Sections corresponding to lymphoid tissue samples in which PrP^sc immunostaining had been previously observed by using the three systems tested were used in each IHC run, applying the same primary antibody (L42, positive control) as well as a non-inmune serum (mouse serum, DAKO; negative control). The reproducibility (necessary for the comparative study) of the immunostaining was ensured by including serial sections from the same tissue samples in the assay for every visualization system.

Figure 1

Intensity of PrP^sc immunolabeling found in scrapie-positive LRS depending on visualization system used (ABC, EnVision, or CSA). (A) +, spleen, ABC; (B) +, spleen, EnVision; (C) +, spleen, CSA; (D) ++, spleen, ABC; (E) ++, spleen, EnVision; (F) ++, spleen, CSA; (G) + + +, spleen, ABC; (H) + + +, lymph node, EnVision; (I) + + +, spleen, CSA; (J) + + + +, tonsil, ABC; (K) + + + +, spleen, EnVision; (L) + + + +, spleen, CSA; (M) + + + + +, tonsil, ABC; (N) + + + + +, tonsil, EnVision; (O) + + + + +, tonsil, CSA. Original magnification ×200.

Microscopic Assessment

All the lymphoid follicles present in the slides corresponding to all tissue samples were assessed in the present study. The follicles in which PrP^sc was detected by light microscopic examination (×20 objective) were individually collected for each slide. Furthermore, each follicle was subjectively scored according to the intensity and the area to which the labeling was extended; (+, trace of light brown labeling in a reduced area of the follicle; + + + + +, intense brown labeling over most of the follicle) (Figure 1).

Image Analyzer Assessment

To confirm that the microscopic assessment provided accurate and reliable results about the sensitivity of the systems tested in the study, an objective assessment methodology was additionally applied. A further study consisting of assessing the intensity of immunostaining in the same 10 lymphoid follicles present in each sample examined using an image analyzer software system (MIP4) was carried out. A single tissue (tonsil) corresponding to three different animals and two visualization systems (EnVision and CSA systems) was chosen in this case.

Statistical Study

A Fisher's test was used to compare the intensity of immunostaining detected by light microscopy as well as the number of pixels obtained by using the image analyzer, both provided by the different visualization systems tested.

Results

A total of 2066 lymphoid follicles were finally assessed in the present study as PrP^sc accumulation was detected. No immunostaining was detected either in CNS or in lymphoid tissue of any negative sheep. No nonspecific staining was observed in the controls used in this study. Both tingible body macrophages and follicular dendritic cell labeling patterns (Jeffrey et al. 2000) were recognized in all tissues. Accumulation of PrP^sc within the dark and light zones in the case of the secondary follicles was detected, although the immunolabeling was present in the dark zone to a lesser extent. The results of the IHC analyses of all samples examined from the seven positive sheep are shown in Table 1.

Table 1

Numbers of follicles (total studied 2066) in which PrP^sc was detected by IHC

ABC					EnVision					CSA
+	++	+++	++++	+++++	+	++	++ +	++++	++++ +	+	++	+++	+++ +	+++++
187	244	121	19	3	209	209	97	17	2	106	143	237	249	223

Figure 2

Representation of the number of pixels (using the image analyzer software system) provided by applying EnVision and CSA systems to analysis of the same 10 follicles in tonsils of three different sheep.

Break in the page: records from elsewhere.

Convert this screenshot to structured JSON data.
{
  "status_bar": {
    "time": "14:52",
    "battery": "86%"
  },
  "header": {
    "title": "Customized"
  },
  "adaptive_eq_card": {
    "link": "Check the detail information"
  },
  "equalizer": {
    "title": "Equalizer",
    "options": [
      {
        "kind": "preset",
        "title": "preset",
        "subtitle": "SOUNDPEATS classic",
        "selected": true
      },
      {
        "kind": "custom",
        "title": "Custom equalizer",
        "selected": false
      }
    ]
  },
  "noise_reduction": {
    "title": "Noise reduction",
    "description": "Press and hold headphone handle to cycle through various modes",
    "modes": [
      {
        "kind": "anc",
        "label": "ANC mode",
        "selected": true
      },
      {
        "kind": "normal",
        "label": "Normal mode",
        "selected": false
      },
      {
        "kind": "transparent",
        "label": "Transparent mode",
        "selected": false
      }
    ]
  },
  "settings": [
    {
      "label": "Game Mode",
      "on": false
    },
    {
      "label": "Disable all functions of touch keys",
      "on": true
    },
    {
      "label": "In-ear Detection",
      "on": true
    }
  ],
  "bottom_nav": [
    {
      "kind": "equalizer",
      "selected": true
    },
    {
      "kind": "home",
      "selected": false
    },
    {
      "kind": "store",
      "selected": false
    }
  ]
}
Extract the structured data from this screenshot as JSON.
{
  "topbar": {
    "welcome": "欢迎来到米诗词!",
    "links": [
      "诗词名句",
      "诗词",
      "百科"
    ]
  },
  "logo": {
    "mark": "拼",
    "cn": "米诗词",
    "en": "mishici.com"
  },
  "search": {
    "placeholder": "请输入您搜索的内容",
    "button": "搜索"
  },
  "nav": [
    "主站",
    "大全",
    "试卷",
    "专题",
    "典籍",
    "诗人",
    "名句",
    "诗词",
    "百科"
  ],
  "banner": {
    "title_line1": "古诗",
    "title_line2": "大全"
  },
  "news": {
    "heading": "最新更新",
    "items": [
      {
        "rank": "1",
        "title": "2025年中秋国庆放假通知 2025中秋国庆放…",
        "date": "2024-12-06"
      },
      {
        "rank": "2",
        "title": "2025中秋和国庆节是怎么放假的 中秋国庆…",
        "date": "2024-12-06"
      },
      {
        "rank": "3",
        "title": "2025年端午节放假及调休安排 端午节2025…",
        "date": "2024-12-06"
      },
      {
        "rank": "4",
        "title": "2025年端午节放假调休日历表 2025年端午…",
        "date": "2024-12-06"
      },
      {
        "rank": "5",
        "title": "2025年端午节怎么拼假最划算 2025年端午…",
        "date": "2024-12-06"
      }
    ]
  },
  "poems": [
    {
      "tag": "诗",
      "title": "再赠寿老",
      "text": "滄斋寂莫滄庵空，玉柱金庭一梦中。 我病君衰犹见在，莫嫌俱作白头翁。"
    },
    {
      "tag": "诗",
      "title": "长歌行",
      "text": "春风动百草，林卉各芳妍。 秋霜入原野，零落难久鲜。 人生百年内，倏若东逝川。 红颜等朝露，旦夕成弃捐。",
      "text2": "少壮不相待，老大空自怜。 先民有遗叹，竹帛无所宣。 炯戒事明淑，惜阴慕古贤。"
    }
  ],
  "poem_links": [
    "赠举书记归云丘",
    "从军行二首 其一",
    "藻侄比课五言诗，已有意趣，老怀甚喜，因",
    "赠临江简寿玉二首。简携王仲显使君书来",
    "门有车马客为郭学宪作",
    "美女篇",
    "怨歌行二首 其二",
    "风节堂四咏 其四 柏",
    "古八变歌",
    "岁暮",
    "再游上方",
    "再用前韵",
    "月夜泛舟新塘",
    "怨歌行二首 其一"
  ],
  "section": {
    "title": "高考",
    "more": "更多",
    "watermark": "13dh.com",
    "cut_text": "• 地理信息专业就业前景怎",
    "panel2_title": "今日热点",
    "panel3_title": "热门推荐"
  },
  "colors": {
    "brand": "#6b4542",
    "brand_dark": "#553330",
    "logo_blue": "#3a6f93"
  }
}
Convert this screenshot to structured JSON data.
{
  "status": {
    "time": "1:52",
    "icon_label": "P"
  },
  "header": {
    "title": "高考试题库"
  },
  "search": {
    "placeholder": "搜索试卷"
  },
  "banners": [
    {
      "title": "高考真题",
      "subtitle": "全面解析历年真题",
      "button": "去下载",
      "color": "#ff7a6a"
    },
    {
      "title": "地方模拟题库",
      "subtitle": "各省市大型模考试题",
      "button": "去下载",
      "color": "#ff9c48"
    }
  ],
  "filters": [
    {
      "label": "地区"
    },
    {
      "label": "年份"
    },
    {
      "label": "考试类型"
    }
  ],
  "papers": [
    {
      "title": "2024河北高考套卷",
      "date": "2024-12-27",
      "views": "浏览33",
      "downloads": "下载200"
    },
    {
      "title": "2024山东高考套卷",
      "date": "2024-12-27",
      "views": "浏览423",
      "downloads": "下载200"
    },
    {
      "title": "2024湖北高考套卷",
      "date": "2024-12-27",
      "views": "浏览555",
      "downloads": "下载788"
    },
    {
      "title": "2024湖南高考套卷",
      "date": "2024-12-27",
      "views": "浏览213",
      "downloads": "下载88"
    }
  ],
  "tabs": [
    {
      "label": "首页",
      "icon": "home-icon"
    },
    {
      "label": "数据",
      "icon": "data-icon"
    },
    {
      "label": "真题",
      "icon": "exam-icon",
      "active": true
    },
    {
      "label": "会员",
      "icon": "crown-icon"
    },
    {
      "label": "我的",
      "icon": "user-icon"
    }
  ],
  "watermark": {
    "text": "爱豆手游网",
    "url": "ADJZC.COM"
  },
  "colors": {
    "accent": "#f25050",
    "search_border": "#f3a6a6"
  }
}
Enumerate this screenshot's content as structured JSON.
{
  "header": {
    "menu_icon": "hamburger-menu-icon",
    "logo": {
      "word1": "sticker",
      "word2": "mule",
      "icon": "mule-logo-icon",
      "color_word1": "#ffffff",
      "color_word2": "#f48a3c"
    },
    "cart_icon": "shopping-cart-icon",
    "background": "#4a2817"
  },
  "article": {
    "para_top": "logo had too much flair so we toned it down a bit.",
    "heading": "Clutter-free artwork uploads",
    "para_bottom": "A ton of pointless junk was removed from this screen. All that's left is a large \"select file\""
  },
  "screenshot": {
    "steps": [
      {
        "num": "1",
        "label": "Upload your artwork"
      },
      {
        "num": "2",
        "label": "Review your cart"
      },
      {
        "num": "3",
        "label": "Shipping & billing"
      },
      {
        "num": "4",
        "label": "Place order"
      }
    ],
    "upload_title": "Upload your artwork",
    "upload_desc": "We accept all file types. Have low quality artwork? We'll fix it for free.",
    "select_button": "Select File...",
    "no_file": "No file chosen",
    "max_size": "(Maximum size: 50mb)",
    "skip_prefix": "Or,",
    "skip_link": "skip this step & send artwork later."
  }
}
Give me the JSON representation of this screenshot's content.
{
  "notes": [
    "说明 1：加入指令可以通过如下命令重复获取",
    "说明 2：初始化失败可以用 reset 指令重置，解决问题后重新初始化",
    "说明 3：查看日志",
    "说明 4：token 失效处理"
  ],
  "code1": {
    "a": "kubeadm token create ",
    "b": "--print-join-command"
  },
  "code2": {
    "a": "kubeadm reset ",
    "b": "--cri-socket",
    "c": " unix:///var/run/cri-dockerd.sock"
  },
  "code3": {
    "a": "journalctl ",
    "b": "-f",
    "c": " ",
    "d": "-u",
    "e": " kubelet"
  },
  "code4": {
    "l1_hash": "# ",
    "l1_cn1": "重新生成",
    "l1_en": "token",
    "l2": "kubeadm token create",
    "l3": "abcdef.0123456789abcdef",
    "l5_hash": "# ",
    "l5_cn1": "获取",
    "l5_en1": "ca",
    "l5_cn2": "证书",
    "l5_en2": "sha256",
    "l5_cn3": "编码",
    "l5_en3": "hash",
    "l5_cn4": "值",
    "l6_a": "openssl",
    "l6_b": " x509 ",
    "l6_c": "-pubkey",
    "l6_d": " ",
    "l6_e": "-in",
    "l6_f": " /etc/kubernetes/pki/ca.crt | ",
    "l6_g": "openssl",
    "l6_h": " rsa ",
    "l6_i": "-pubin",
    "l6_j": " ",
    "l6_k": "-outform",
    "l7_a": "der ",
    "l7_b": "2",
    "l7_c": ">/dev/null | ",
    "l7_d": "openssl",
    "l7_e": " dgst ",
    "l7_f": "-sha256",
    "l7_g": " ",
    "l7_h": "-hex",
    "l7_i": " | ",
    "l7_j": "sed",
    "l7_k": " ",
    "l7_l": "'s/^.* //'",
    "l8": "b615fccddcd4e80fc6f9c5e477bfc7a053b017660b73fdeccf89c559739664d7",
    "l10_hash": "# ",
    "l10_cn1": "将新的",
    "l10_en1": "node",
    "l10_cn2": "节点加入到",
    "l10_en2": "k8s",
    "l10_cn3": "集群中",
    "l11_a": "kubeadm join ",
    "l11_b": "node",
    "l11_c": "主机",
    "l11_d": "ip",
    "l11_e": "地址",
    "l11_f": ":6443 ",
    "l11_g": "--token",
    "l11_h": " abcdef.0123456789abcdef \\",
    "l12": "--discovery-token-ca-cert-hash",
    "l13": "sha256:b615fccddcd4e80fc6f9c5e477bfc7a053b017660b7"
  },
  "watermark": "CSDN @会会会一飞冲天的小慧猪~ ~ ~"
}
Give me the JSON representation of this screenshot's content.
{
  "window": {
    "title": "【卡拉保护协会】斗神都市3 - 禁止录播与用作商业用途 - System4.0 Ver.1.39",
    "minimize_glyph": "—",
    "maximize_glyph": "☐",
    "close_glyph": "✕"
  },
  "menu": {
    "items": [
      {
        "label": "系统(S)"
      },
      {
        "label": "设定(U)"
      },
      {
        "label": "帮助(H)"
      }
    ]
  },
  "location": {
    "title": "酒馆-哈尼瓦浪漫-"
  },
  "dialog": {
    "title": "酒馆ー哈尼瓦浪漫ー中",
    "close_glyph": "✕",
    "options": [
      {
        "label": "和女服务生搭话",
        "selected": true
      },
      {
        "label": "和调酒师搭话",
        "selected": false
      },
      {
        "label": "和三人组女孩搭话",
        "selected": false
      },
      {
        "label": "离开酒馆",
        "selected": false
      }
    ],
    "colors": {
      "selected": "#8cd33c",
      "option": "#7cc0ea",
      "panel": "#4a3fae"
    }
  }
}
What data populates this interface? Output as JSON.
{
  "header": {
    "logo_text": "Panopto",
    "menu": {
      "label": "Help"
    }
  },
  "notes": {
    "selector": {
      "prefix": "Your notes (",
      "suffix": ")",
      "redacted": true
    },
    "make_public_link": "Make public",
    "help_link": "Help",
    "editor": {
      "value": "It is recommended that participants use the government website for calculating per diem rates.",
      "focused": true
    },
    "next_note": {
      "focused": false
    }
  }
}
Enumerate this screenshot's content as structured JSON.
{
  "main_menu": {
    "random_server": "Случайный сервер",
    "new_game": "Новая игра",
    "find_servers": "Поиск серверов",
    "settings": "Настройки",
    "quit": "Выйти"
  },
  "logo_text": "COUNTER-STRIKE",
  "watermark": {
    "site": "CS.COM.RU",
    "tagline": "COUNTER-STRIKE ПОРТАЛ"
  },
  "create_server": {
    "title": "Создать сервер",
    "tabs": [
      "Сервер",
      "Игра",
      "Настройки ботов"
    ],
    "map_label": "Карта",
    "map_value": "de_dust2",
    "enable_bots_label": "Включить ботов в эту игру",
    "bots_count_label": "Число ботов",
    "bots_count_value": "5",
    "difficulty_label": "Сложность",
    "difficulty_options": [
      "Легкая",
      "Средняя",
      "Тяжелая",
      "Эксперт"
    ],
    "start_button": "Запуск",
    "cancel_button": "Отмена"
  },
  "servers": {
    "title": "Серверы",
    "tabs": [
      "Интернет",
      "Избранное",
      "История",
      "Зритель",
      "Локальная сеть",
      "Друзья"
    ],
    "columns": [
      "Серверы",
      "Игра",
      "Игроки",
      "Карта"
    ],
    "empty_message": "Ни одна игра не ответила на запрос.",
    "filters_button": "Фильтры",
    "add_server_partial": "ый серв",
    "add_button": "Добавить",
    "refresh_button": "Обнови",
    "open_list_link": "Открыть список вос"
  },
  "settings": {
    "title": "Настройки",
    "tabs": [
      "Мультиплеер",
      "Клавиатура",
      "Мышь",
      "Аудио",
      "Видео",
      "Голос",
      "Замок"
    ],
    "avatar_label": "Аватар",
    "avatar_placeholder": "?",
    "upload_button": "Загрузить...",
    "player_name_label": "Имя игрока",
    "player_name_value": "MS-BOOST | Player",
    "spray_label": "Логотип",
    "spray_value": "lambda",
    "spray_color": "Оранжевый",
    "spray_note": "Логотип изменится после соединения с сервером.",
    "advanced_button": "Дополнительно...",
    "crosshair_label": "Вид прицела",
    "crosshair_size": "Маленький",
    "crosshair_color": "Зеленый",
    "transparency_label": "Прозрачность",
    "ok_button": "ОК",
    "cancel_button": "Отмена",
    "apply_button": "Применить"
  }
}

No statistical differences (p>0.05) between the results obtained by the ABC and the EnVision systems were observed on the basis of the results provided by this study. However, although no different results concerning presence/absence of PrP^sc in any sample were found, the number of follicles in which it was detected, as well as the intensity scored in each of them, differed when the CSA system was used (p<0.0001).

Not only did CSA detect positivity in almost twice the number of follicles (958) than did other two visualization systems (574 and 534, respectively), which means an improvement in sensitivity of about 40% (40.1 and 44.3) over the ABC and EnVision systems, but the CSA system even assessed a total of 223 follicles with the highest score intensity (+ + + + +) against two or three follicles with this same score being allocated by using the other two systems. Furthermore, whereas + and + + intensity was provided by the ABC and EnVision systems in approximately 75% of the total of follicles assessed, the proportion was inverted with use of the CSA system, in which this percentage corresponded to the follicles scored with + + +, + + + +, and + + + + +, specifically, 50% of follicles with + + + + and + + + + +.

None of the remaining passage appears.